Activists and Rights Groups Sue Clearview AI, Warning 'We Won't Be Safe' Until Facial Recognition Firm Is Gone

Various facial recognition technologies have been proven less accurate in identifying women and people of color. (Photo: Violeta Stoimenova/Getty Images)

Activists and Rights Groups Sue Clearview AI, Warning 'We Won't Be Safe' Until Facial Recognition Firm Is Gone

"There can be no meaningful privacy in a society with Clearview AI," said lead attorney Sejal Zota.

A group of civil liberties advocates and immigrant rights organizations on Tuesday sued Clearview AI in a Northern California court, alleging that the controversial facial recognition company illegally "scraped," or obtained, photos for its database and that its "mass surveillance technology disproportionately harms immigrants and communites of color."

"Thousands of local police officers and federal agents, including ICE agents, can pull up Clearview on their phones, take your photo, and know everything about you."
--Jacinta Gonzalez, Mijente

Mijente, NorCal Resist, and five activists filed the suit (pdf) in Alameda County Superior Court in an attempt to stop the New York-based company from collecting data in California and to compel it to delete personal images and data already scraped from social media sites and stored in its database of over three billion photos.

The lawsuit claims the company's artificial intelligence software is being used by federal and state law enforcement agencies to identify people, in contravention of state and local statutes.

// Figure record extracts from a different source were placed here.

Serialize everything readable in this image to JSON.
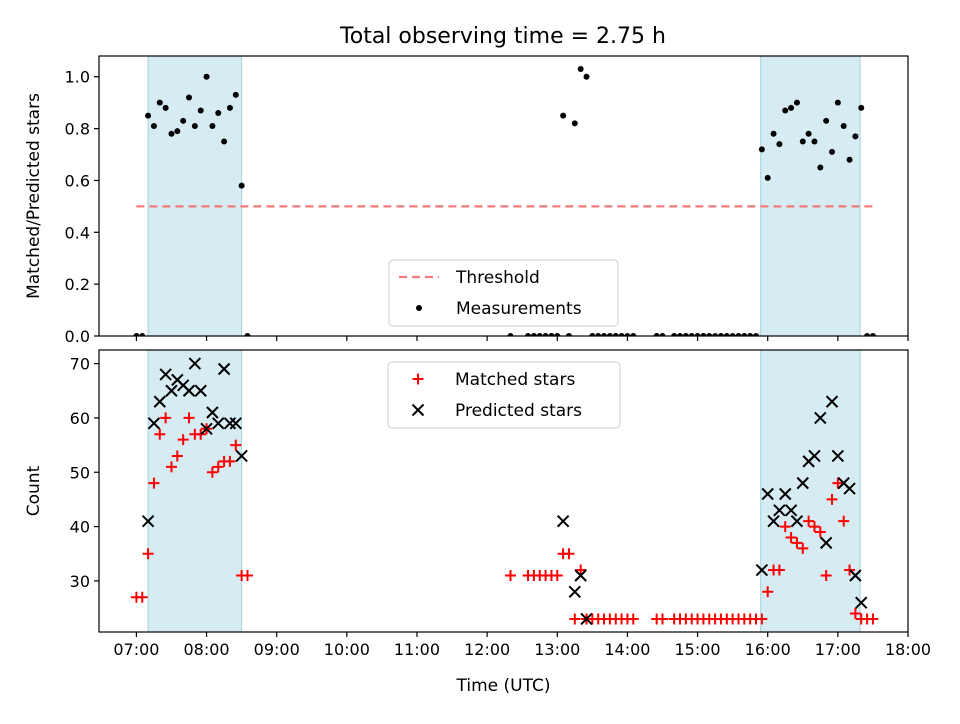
{
  "title": "Total observing time = 2.75 h",
  "chart_data": [
    {
      "type": "scatter",
      "ylabel": "Matched/Predicted stars",
      "xlim": [
        "06:28",
        "18:00"
      ],
      "ylim": [
        0,
        1.08
      ],
      "yticks": [
        "0.0",
        "0.2",
        "0.4",
        "0.6",
        "0.8",
        "1.0"
      ],
      "yticks_values": [
        0,
        0.2,
        0.4,
        0.6,
        0.8,
        1.0
      ],
      "shaded_intervals": [
        [
          "07:10",
          "08:30"
        ],
        [
          "15:54",
          "17:19"
        ]
      ],
      "threshold": {
        "name": "Threshold",
        "y": 0.5,
        "x_range": [
          "07:00",
          "17:30"
        ],
        "color": "#f47a7a"
      },
      "legend": {
        "position": "lower center",
        "entries": [
          "Threshold",
          "Measurements"
        ]
      },
      "series": [
        {
          "name": "Measurements",
          "marker": "dot",
          "color": "#000000",
          "points": [
            [
              "07:00",
              0
            ],
            [
              "07:05",
              0
            ],
            [
              "07:10",
              0.85
            ],
            [
              "07:15",
              0.81
            ],
            [
              "07:20",
              0.9
            ],
            [
              "07:25",
              0.88
            ],
            [
              "07:30",
              0.78
            ],
            [
              "07:35",
              0.79
            ],
            [
              "07:40",
              0.83
            ],
            [
              "07:45",
              0.92
            ],
            [
              "07:50",
              0.81
            ],
            [
              "07:55",
              0.87
            ],
            [
              "08:00",
              1.0
            ],
            [
              "08:05",
              0.81
            ],
            [
              "08:10",
              0.86
            ],
            [
              "08:15",
              0.75
            ],
            [
              "08:20",
              0.88
            ],
            [
              "08:25",
              0.93
            ],
            [
              "08:30",
              0.58
            ],
            [
              "08:35",
              0
            ],
            [
              "12:20",
              0
            ],
            [
              "12:35",
              0
            ],
            [
              "12:40",
              0
            ],
            [
              "12:45",
              0
            ],
            [
              "12:50",
              0
            ],
            [
              "12:55",
              0
            ],
            [
              "13:00",
              0
            ],
            [
              "13:05",
              0.85
            ],
            [
              "13:10",
              0
            ],
            [
              "13:15",
              0.82
            ],
            [
              "13:20",
              1.03
            ],
            [
              "13:25",
              1.0
            ],
            [
              "13:30",
              0
            ],
            [
              "13:35",
              0
            ],
            [
              "13:40",
              0
            ],
            [
              "13:45",
              0
            ],
            [
              "13:50",
              0
            ],
            [
              "13:55",
              0
            ],
            [
              "14:00",
              0
            ],
            [
              "14:05",
              0
            ],
            [
              "14:25",
              0
            ],
            [
              "14:30",
              0
            ],
            [
              "14:40",
              0
            ],
            [
              "14:45",
              0
            ],
            [
              "14:50",
              0
            ],
            [
              "14:55",
              0
            ],
            [
              "15:00",
              0
            ],
            [
              "15:05",
              0
            ],
            [
              "15:10",
              0
            ],
            [
              "15:15",
              0
            ],
            [
              "15:20",
              0
            ],
            [
              "15:25",
              0
            ],
            [
              "15:30",
              0
            ],
            [
              "15:35",
              0
            ],
            [
              "15:40",
              0
            ],
            [
              "15:45",
              0
            ],
            [
              "15:50",
              0
            ],
            [
              "15:55",
              0.72
            ],
            [
              "16:00",
              0.61
            ],
            [
              "16:05",
              0.78
            ],
            [
              "16:10",
              0.74
            ],
            [
              "16:15",
              0.87
            ],
            [
              "16:20",
              0.88
            ],
            [
              "16:25",
              0.9
            ],
            [
              "16:30",
              0.75
            ],
            [
              "16:35",
              0.78
            ],
            [
              "16:40",
              0.75
            ],
            [
              "16:45",
              0.65
            ],
            [
              "16:50",
              0.83
            ],
            [
              "16:55",
              0.71
            ],
            [
              "17:00",
              0.9
            ],
            [
              "17:05",
              0.81
            ],
            [
              "17:10",
              0.68
            ],
            [
              "17:15",
              0.77
            ],
            [
              "17:20",
              0.88
            ],
            [
              "17:25",
              0
            ],
            [
              "17:30",
              0
            ]
          ]
        }
      ]
    },
    {
      "type": "scatter",
      "xlabel": "Time (UTC)",
      "ylabel": "Count",
      "xlim": [
        "06:28",
        "18:00"
      ],
      "ylim": [
        20.6,
        72.5
      ],
      "xticks": [
        "07:00",
        "08:00",
        "09:00",
        "10:00",
        "11:00",
        "12:00",
        "13:00",
        "14:00",
        "15:00",
        "16:00",
        "17:00",
        "18:00"
      ],
      "yticks": [
        "30",
        "40",
        "50",
        "60",
        "70"
      ],
      "yticks_values": [
        30,
        40,
        50,
        60,
        70
      ],
      "shaded_intervals": [
        [
          "07:10",
          "08:30"
        ],
        [
          "15:54",
          "17:19"
        ]
      ],
      "legend": {
        "position": "upper center",
        "entries": [
          "Matched stars",
          "Predicted stars"
        ]
      },
      "series": [
        {
          "name": "Matched stars",
          "marker": "plus",
          "color": "#ff0000",
          "points": [
            [
              "07:00",
              27
            ],
            [
              "07:05",
              27
            ],
            [
              "07:10",
              35
            ],
            [
              "07:15",
              48
            ],
            [
              "07:20",
              57
            ],
            [
              "07:25",
              60
            ],
            [
              "07:30",
              51
            ],
            [
              "07:35",
              53
            ],
            [
              "07:40",
              56
            ],
            [
              "07:45",
              60
            ],
            [
              "07:50",
              57
            ],
            [
              "07:55",
              57
            ],
            [
              "08:00",
              58
            ],
            [
              "08:05",
              50
            ],
            [
              "08:10",
              51
            ],
            [
              "08:15",
              52
            ],
            [
              "08:20",
              52
            ],
            [
              "08:25",
              55
            ],
            [
              "08:30",
              31
            ],
            [
              "08:35",
              31
            ],
            [
              "12:20",
              31
            ],
            [
              "12:35",
              31
            ],
            [
              "12:40",
              31
            ],
            [
              "12:45",
              31
            ],
            [
              "12:50",
              31
            ],
            [
              "12:55",
              31
            ],
            [
              "13:00",
              31
            ],
            [
              "13:05",
              35
            ],
            [
              "13:10",
              35
            ],
            [
              "13:15",
              23
            ],
            [
              "13:20",
              32
            ],
            [
              "13:25",
              23
            ],
            [
              "13:30",
              23
            ],
            [
              "13:35",
              23
            ],
            [
              "13:40",
              23
            ],
            [
              "13:45",
              23
            ],
            [
              "13:50",
              23
            ],
            [
              "13:55",
              23
            ],
            [
              "14:00",
              23
            ],
            [
              "14:05",
              23
            ],
            [
              "14:25",
              23
            ],
            [
              "14:30",
              23
            ],
            [
              "14:40",
              23
            ],
            [
              "14:45",
              23
            ],
            [
              "14:50",
              23
            ],
            [
              "14:55",
              23
            ],
            [
              "15:00",
              23
            ],
            [
              "15:05",
              23
            ],
            [
              "15:10",
              23
            ],
            [
              "15:15",
              23
            ],
            [
              "15:20",
              23
            ],
            [
              "15:25",
              23
            ],
            [
              "15:30",
              23
            ],
            [
              "15:35",
              23
            ],
            [
              "15:40",
              23
            ],
            [
              "15:45",
              23
            ],
            [
              "15:50",
              23
            ],
            [
              "15:55",
              23
            ],
            [
              "16:00",
              28
            ],
            [
              "16:05",
              32
            ],
            [
              "16:10",
              32
            ],
            [
              "16:15",
              40
            ],
            [
              "16:20",
              38
            ],
            [
              "16:25",
              37
            ],
            [
              "16:30",
              36
            ],
            [
              "16:35",
              41
            ],
            [
              "16:40",
              40
            ],
            [
              "16:45",
              39
            ],
            [
              "16:50",
              31
            ],
            [
              "16:55",
              45
            ],
            [
              "17:00",
              48
            ],
            [
              "17:05",
              41
            ],
            [
              "17:10",
              32
            ],
            [
              "17:15",
              24
            ],
            [
              "17:20",
              23
            ],
            [
              "17:25",
              23
            ],
            [
              "17:30",
              23
            ]
          ]
        },
        {
          "name": "Predicted stars",
          "marker": "x",
          "color": "#000000",
          "points": [
            [
              "07:10",
              41
            ],
            [
              "07:15",
              59
            ],
            [
              "07:20",
              63
            ],
            [
              "07:25",
              68
            ],
            [
              "07:30",
              65
            ],
            [
              "07:35",
              67
            ],
            [
              "07:40",
              66
            ],
            [
              "07:45",
              65
            ],
            [
              "07:50",
              70
            ],
            [
              "07:55",
              65
            ],
            [
              "08:00",
              58
            ],
            [
              "08:05",
              61
            ],
            [
              "08:10",
              59
            ],
            [
              "08:15",
              69
            ],
            [
              "08:20",
              59
            ],
            [
              "08:25",
              59
            ],
            [
              "08:30",
              53
            ],
            [
              "13:05",
              41
            ],
            [
              "13:15",
              28
            ],
            [
              "13:20",
              31
            ],
            [
              "13:25",
              23
            ],
            [
              "15:55",
              32
            ],
            [
              "16:00",
              46
            ],
            [
              "16:05",
              41
            ],
            [
              "16:10",
              43
            ],
            [
              "16:15",
              46
            ],
            [
              "16:20",
              43
            ],
            [
              "16:25",
              41
            ],
            [
              "16:30",
              48
            ],
            [
              "16:35",
              52
            ],
            [
              "16:40",
              53
            ],
            [
              "16:45",
              60
            ],
            [
              "16:50",
              37
            ],
            [
              "16:55",
              63
            ],
            [
              "17:00",
              53
            ],
            [
              "17:05",
              48
            ],
            [
              "17:10",
              47
            ],
            [
              "17:15",
              31
            ],
            [
              "17:20",
              26
            ]
          ]
        }
      ]
    }
  ]
}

In 2019, California became the third state after Oregon and New Hampshire to prohibit law enforcement use of facial recognition and other biometric tracking technology in officer body cameras.

In recent years, several California municipalities including San Francisco, Oakland, and Berkeley have also passed laws banning or limiting police and other city agencies from using facial recognition technology. San Francisco's ban is being tested in a lawsuit filed by the Electronic Frontier Foundation, the ACLU of Northern California, and local activists, who allege they were illegally surveilled at last year's Black Lives Matter protests.

"Privacy is enshrined in the California constitution, ensuring all Californians can lead their lives without the fear of surveillance and monitoring," Sejal Zota, a lead attorney in the new suit, said in a statement. "Clearview AI upends this dynamic, making it impossible to walk down the street without fear your likeness can be captured, stored indefinitely by the company, and used against you any time in the future. There can be no meaningful privacy in a society with Clearview AI."

In an interview with CNN Business, Zota called Clearview AI's technology "a terrifying leap toward a mass surveillance state where people's movements are tracked the moment they leave their homes."

The plaintiffs argue that minorities are especially at risk of rights violations, with the lawsuit noting that "facial recognition algorithms have repeatedly been shown to perform poorly when examining the faces of people of color."

"Consequently, facial recognition technology has a far greater risk of misidentifying people of color," it states.

"Facial recognition technology has a far greater risk of misidentifying people of color."
--lawsuit

Jacinta Gonzalez, a senior organizer at Mijente, said in a statement that "thousands of local police officers and federal agents, including ICE [Immigration and Customs Enforcement] agents, can pull up Clearview on their phones, take your photo, and know everything about you--whether you're at a protest, on the subway, or on the side of the road. This is going to be used to surveil us, arrest us, and in some cases deport us."

Clearview AI has been denounced around the world, with the European Union last year asserting that the company likely violates its privacy laws and Canada's privacy commissioner last month condemning the firm's use of "scraped" biometric data.

In addition to privacy concerns, the company has also come under fire for ties to far-right individuals in the U.S.